FISH – First In, Still Here
The 2013 bike and equipment ranges have now been selling (or not) for over six months in your shop and you are now in the position to decide what’s hot and what’s not. Buying at pre-season shows always takes guesswork and intuition – the more you do it, the better you are at second-guessing the market. It is, however, time to focus on the ten per cent (hopefully not more) of your less successful buying decisions – it’s time to move the fish! If you tried out a new brand, got the size split a bit out, or chose a colour option the consumers hate, it’s all got to be sold – and now’s the time to do it.

Action Plan
Identify the stock that needs to go: Walk round the shelves and look at your stock – you can check the stock report generated by your computer, but there’s nothing quite like seeing a £30, at cost, lock which has lost it bracket languishing on the shelf collecting dust. Anything with damaged packaging or items looking shop soiled need to go.

Create a space in the shop: you might not want to have a bike sale area, just make it easy for the sales team to focus on what needs to go. A sale rail for clothes and shoes is essential and make sure the stock is clearly priced and sized (it shouldn’t look neglected).
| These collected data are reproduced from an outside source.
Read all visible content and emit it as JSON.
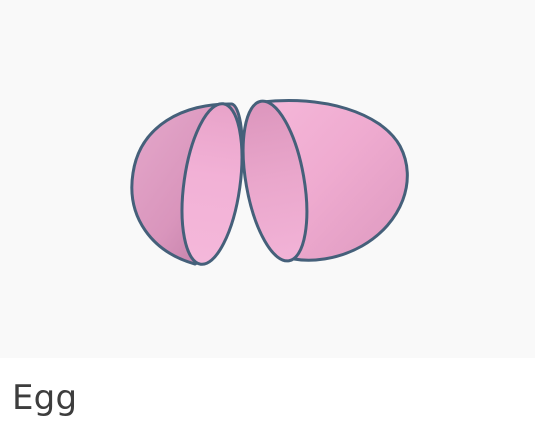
{
  "card": {
    "title": "Egg",
    "model_name": "egg-3d-model"
  },
  "colors": {
    "shell_light": "#f2b2d6",
    "shell_mid": "#e39ac3",
    "shell_dark": "#c87da7",
    "inner": "#f0b0d3",
    "outline": "#45607a",
    "background": "#f9f9f9",
    "title_text": "#3d3d3d"
  }
}
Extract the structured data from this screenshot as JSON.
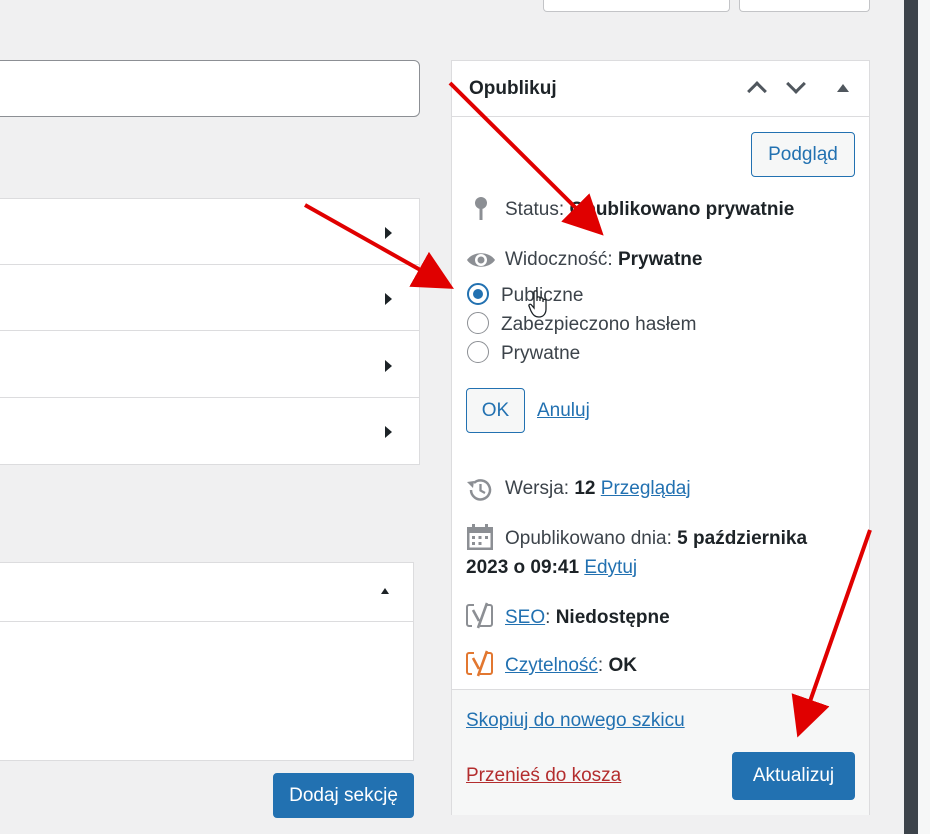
{
  "publish": {
    "title": "Opublikuj",
    "preview_label": "Podgląd",
    "status_label": "Status:",
    "status_value": "Opublikowano prywatnie",
    "visibility_label": "Widoczność:",
    "visibility_value": "Prywatne",
    "visibility_options": [
      {
        "label": "Publiczne",
        "checked": true
      },
      {
        "label": "Zabezpieczono hasłem",
        "checked": false
      },
      {
        "label": "Prywatne",
        "checked": false
      }
    ],
    "ok_label": "OK",
    "cancel_label": "Anuluj",
    "revision_label": "Wersja:",
    "revision_value": "12",
    "revision_link": "Przeglądaj",
    "published_label": "Opublikowano dnia:",
    "published_date_line1": "5 października",
    "published_date_line2": "2023 o 09:41",
    "edit_link": "Edytuj",
    "seo_link": "SEO",
    "seo_value": "Niedostępne",
    "readability_link": "Czytelność",
    "readability_value": "OK",
    "copy_draft_link": "Skopiuj do nowego szkicu",
    "trash_link": "Przenieś do kosza",
    "update_label": "Aktualizuj"
  },
  "sections": {
    "add_section_label": "Dodaj sekcję"
  },
  "colors": {
    "accent": "#2271b1",
    "danger": "#b32d2e",
    "annotation_arrow": "#e00000",
    "yoast_seo_icon": "#8c8f94",
    "yoast_readability_icon": "#e27730"
  }
}
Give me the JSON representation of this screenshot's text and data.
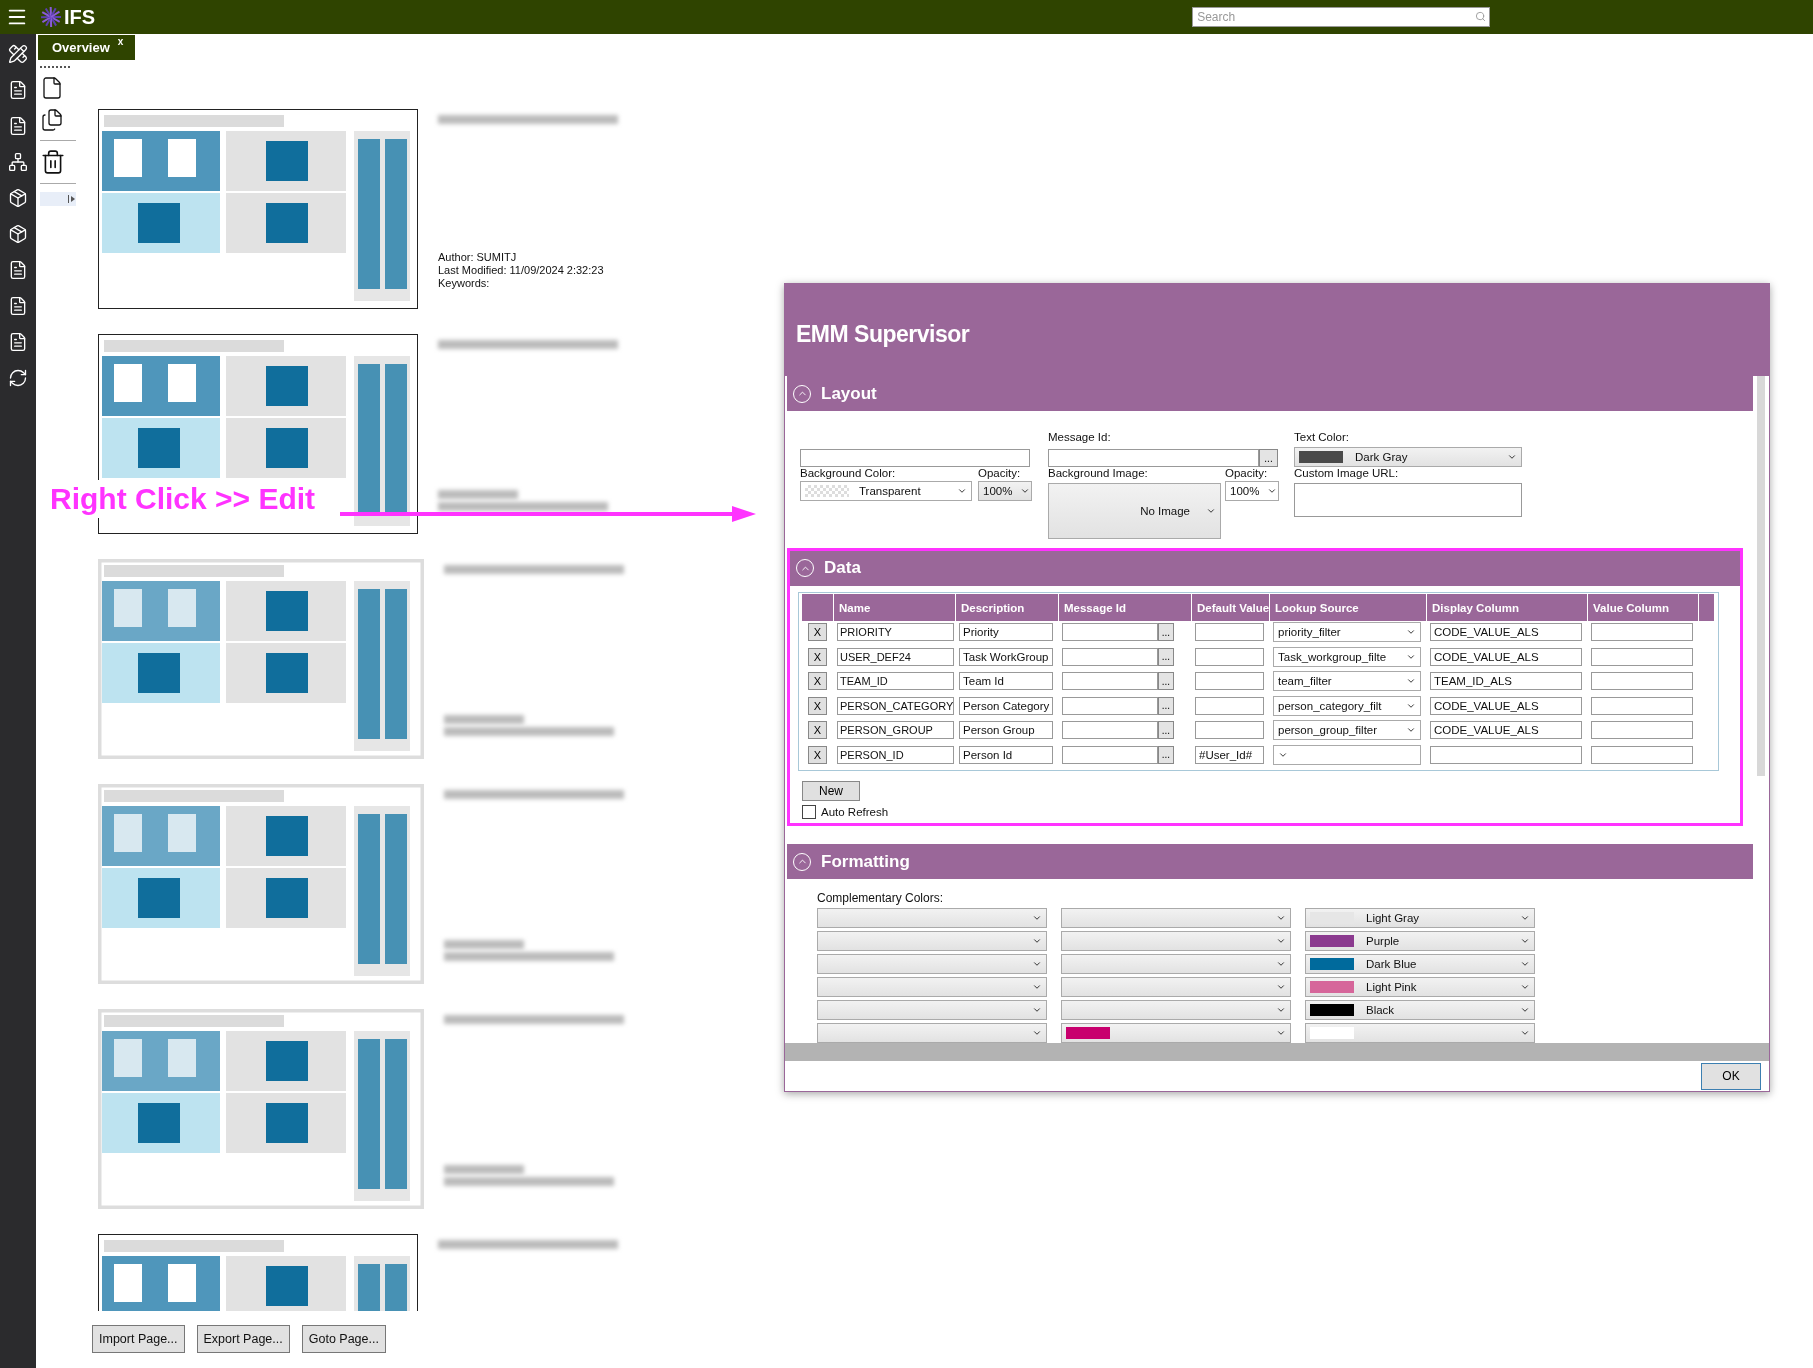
{
  "top_bar": {
    "logo_text": "IFS",
    "search": {
      "placeholder": "Search"
    }
  },
  "tabs": [
    {
      "label": "Overview",
      "close": "x",
      "selected": true
    }
  ],
  "pages": [
    {
      "kind": "sharp",
      "author": "Author: SUMITJ",
      "modified": "Last Modified: 11/09/2024 2:32:23",
      "keywords": "Keywords:"
    },
    {
      "kind": "sharp"
    },
    {
      "kind": "blurred"
    },
    {
      "kind": "blurred"
    },
    {
      "kind": "blurred"
    },
    {
      "kind": "partial"
    }
  ],
  "buttons": [
    "Import Page...",
    "Export Page...",
    "Goto Page..."
  ],
  "annotation": {
    "text": "Right Click >> Edit"
  },
  "dialog": {
    "title": "EMM Supervisor",
    "layout": {
      "title": "Layout",
      "expanded": true,
      "message_id_label": "Message Id:",
      "message_id_button": "...",
      "text_color_label": "Text Color:",
      "text_color": {
        "label": "Dark Gray",
        "color": "#4a4a4a"
      },
      "background_color_label": "Background Color:",
      "background_color": "Transparent",
      "opacity_label": "Opacity:",
      "opacity": "100%",
      "background_image_label": "Background Image:",
      "background_image": "No Image",
      "image_opacity_label": "Opacity:",
      "image_opacity": "100%",
      "custom_image_url_label": "Custom Image URL:"
    },
    "data": {
      "title": "Data",
      "expanded": true,
      "columns": [
        "Name",
        "Description",
        "Message Id",
        "Default Value",
        "Lookup Source",
        "Display Column",
        "Value Column"
      ],
      "rows": [
        {
          "remove": "X",
          "name": "PRIORITY",
          "description": "Priority",
          "message_id_button": "...",
          "lookup_source": "priority_filter",
          "display_column": "CODE_VALUE_ALS"
        },
        {
          "remove": "X",
          "name": "USER_DEF24",
          "description": "Task WorkGroup",
          "message_id_button": "...",
          "lookup_source": "Task_workgroup_filte",
          "display_column": "CODE_VALUE_ALS"
        },
        {
          "remove": "X",
          "name": "TEAM_ID",
          "description": "Team Id",
          "message_id_button": "...",
          "lookup_source": "team_filter",
          "display_column": "TEAM_ID_ALS"
        },
        {
          "remove": "X",
          "name": "PERSON_CATEGORY",
          "description": "Person Category",
          "message_id_button": "...",
          "lookup_source": "person_category_filt",
          "display_column": "CODE_VALUE_ALS"
        },
        {
          "remove": "X",
          "name": "PERSON_GROUP",
          "description": "Person Group",
          "message_id_button": "...",
          "lookup_source": "person_group_filter",
          "display_column": "CODE_VALUE_ALS"
        },
        {
          "remove": "X",
          "name": "PERSON_ID",
          "description": "Person Id",
          "message_id_button": "...",
          "default_value": "#User_Id#"
        }
      ],
      "new_button": "New",
      "auto_refresh": {
        "label": "Auto Refresh",
        "checked": false
      }
    },
    "formatting": {
      "title": "Formatting",
      "expanded": true,
      "label": "Complementary Colors:",
      "rows": [
        [
          {},
          {},
          {
            "label": "Light Gray",
            "color": "#e6e6e6"
          }
        ],
        [
          {},
          {},
          {
            "label": "Purple",
            "color": "#8b3a8f"
          }
        ],
        [
          {},
          {},
          {
            "label": "Dark Blue",
            "color": "#006a9c"
          }
        ],
        [
          {},
          {},
          {
            "label": "Light Pink",
            "color": "#d6669a"
          }
        ],
        [
          {},
          {},
          {
            "label": "Black",
            "color": "#000000"
          }
        ],
        [
          {},
          {
            "color": "#c8006e"
          },
          {
            "color": "#ffffff"
          }
        ]
      ]
    },
    "ok_button": "OK"
  }
}
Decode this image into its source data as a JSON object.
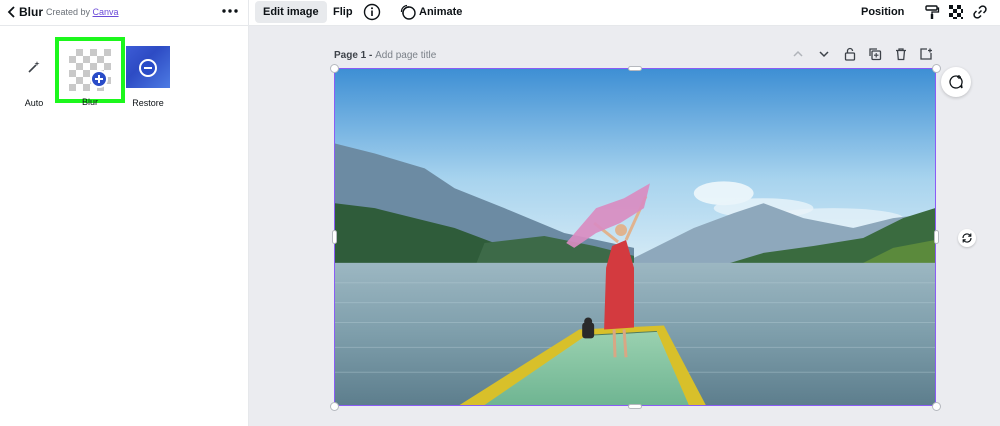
{
  "panel": {
    "title": "Blur",
    "created_by_prefix": "Created by",
    "created_by_link": "Canva",
    "tools": [
      {
        "label": "Auto",
        "icon": "magic-wand-icon"
      },
      {
        "label": "Blur",
        "icon": "plus-circle-icon",
        "selected": true
      },
      {
        "label": "Restore",
        "icon": "minus-circle-icon"
      }
    ]
  },
  "toolbar": {
    "edit_image": "Edit image",
    "flip": "Flip",
    "animate": "Animate",
    "position": "Position"
  },
  "page": {
    "label": "Page 1 -",
    "title_placeholder": "Add page title"
  },
  "colors": {
    "accent": "#8a5cf6",
    "highlight": "#1cf71c",
    "link": "#6b4ad8",
    "canvas_bg": "#ebecf0"
  }
}
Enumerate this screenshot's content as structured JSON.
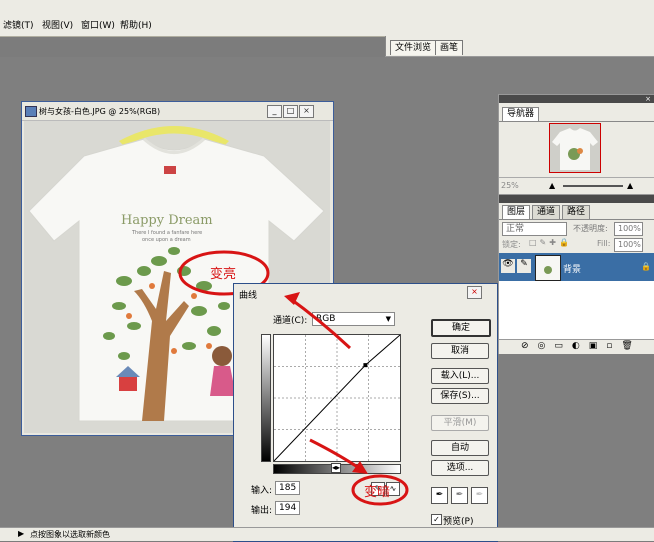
{
  "menu": {
    "items": [
      "滤镜(T)",
      "视图(V)",
      "窗口(W)",
      "帮助(H)"
    ]
  },
  "palette_well": {
    "tabs": [
      "文件浏览",
      "画笔"
    ]
  },
  "document": {
    "title": "树与女孩-白色.JPG @ 25%(RGB)",
    "shirt_text_1": "Happy Dream",
    "shirt_text_2": "There I found a fanfare here",
    "shirt_text_3": "once upon a dream",
    "annotation": "变亮"
  },
  "navigator": {
    "tab": "导航器",
    "zoom": "25%"
  },
  "layers": {
    "tabs": [
      "图层",
      "通道",
      "路径"
    ],
    "blend_mode": "正常",
    "opacity_label": "不透明度:",
    "opacity_value": "100%",
    "lock_label": "锁定:",
    "fill_label": "Fill:",
    "fill_value": "100%",
    "layer_name": "背景"
  },
  "curves": {
    "title": "曲线",
    "channel_label": "通道(C):",
    "channel_value": "RGB",
    "buttons": {
      "ok": "确定",
      "cancel": "取消",
      "load": "载入(L)...",
      "save": "保存(S)...",
      "smooth": "平滑(M)",
      "auto": "自动",
      "options": "选项..."
    },
    "input_label": "输入:",
    "input_value": "185",
    "output_label": "输出:",
    "output_value": "194",
    "preview_label": "预览(P)",
    "annotation": "变暗"
  },
  "status": {
    "text": "点按图象以选取新颜色"
  },
  "colors": {
    "menubar": "#ecebe4",
    "workspace": "#7f7f7f",
    "selection": "#3a6ea5",
    "annotation_red": "#d81414"
  }
}
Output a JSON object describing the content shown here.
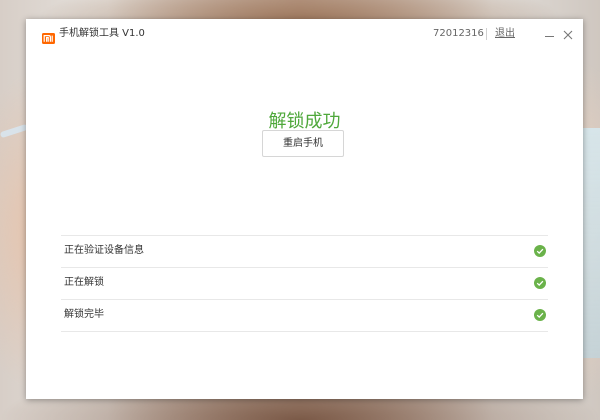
{
  "window": {
    "app_title": "手机解锁工具 V1.0",
    "account_id": "72012316",
    "logout_label": "退出"
  },
  "main": {
    "status_title": "解锁成功",
    "reboot_button_label": "重启手机",
    "steps": [
      {
        "label": "正在验证设备信息",
        "status_icon": "check-circle-icon"
      },
      {
        "label": "正在解锁",
        "status_icon": "check-circle-icon"
      },
      {
        "label": "解锁完毕",
        "status_icon": "check-circle-icon"
      }
    ]
  },
  "colors": {
    "brand_accent": "#ff6700",
    "success": "#4fa83b",
    "check_icon": "#6ab24a"
  },
  "icons": {
    "logo": "mi-logo-icon",
    "minimize": "minimize-icon",
    "close": "close-icon"
  }
}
Make sure the rest of your team know what’s going on: Have a team meeting and run through the clearance plan and the stock. Maybe offer an incentive to the whole team if they clear a targeted volume or value of clearance stock – it might not be cash, a Friday night curry might do the trick. There are, however, no prizes for selling the 21-inch mountain bike to the 5’ 4” rider just because it is clearance!

Promote your clearance stock to your customers: Make sure your customers know you’ve got goodies at great clearance prices. Tweet, blog, email and stick it on the home page of your website, and make sure your clearance area is easy to see in-store. Customers like receiving information from you if it has value to them.

Who’s Waving Cat?

Business mentoring is an established concept in the USA and Australia, while here in the UK it has typically focused on larger businesses. Enter Waving Cat, set up to meet a gap in the market for complete business support services for small to medium enterprises (SME).

Waving Cat was founded by business development specialist and cycle industry stalwart, Nick Fish, who leads the network of experienced business specialists. Fish has a 30-year proven business development track record in the cycle industry, working with well known brands including Shimano, Madison, Trek and Specialized. 

So far Waving Cat has piloted with a range of business sectors including cycling, performance cars and printing.

“Business mentoring is in its infancy in the UK, but over time a good business mentor will become as important to a business as a shrewd accountant,” said MD Nick Fish. “Businesses large or small, successful or struggling can benefit from an objective outside view on their potential to grow.”

Waving Cat assesses the general health of a business, looking at strengths, weaknesses and related opportunities and threats. It then recommends strategies that will maximise the potential of the business to ensure future profitable growth. The company says its services are also ideal for start-up businesses, or entrepreneurs looking to identify business opportunities. Waving Cat offers support for every element of a business from business infrastructure and people management, through to IT systems and financial services to communications services.

“Running a successful business requires a diverse range of constantly changing skills and attempting to be a jack-of-all-trades and master of them all is an impossible task. Our team covers all the bases from marketing to training and HR to communication, allowing our clients to flexibly fill the skills gap when they need specialist help – a literal ‘one stop shop’ of business skills,” explained Fish.

Waving Cat offers two fixed-cost services for SMEs. ‘‘The Conversation” £250 +Vat and “Strategy Planning” £1,500 + VAT are designed to provide a current business overview and to present potential opportunities that form an agenda for future discussion and work.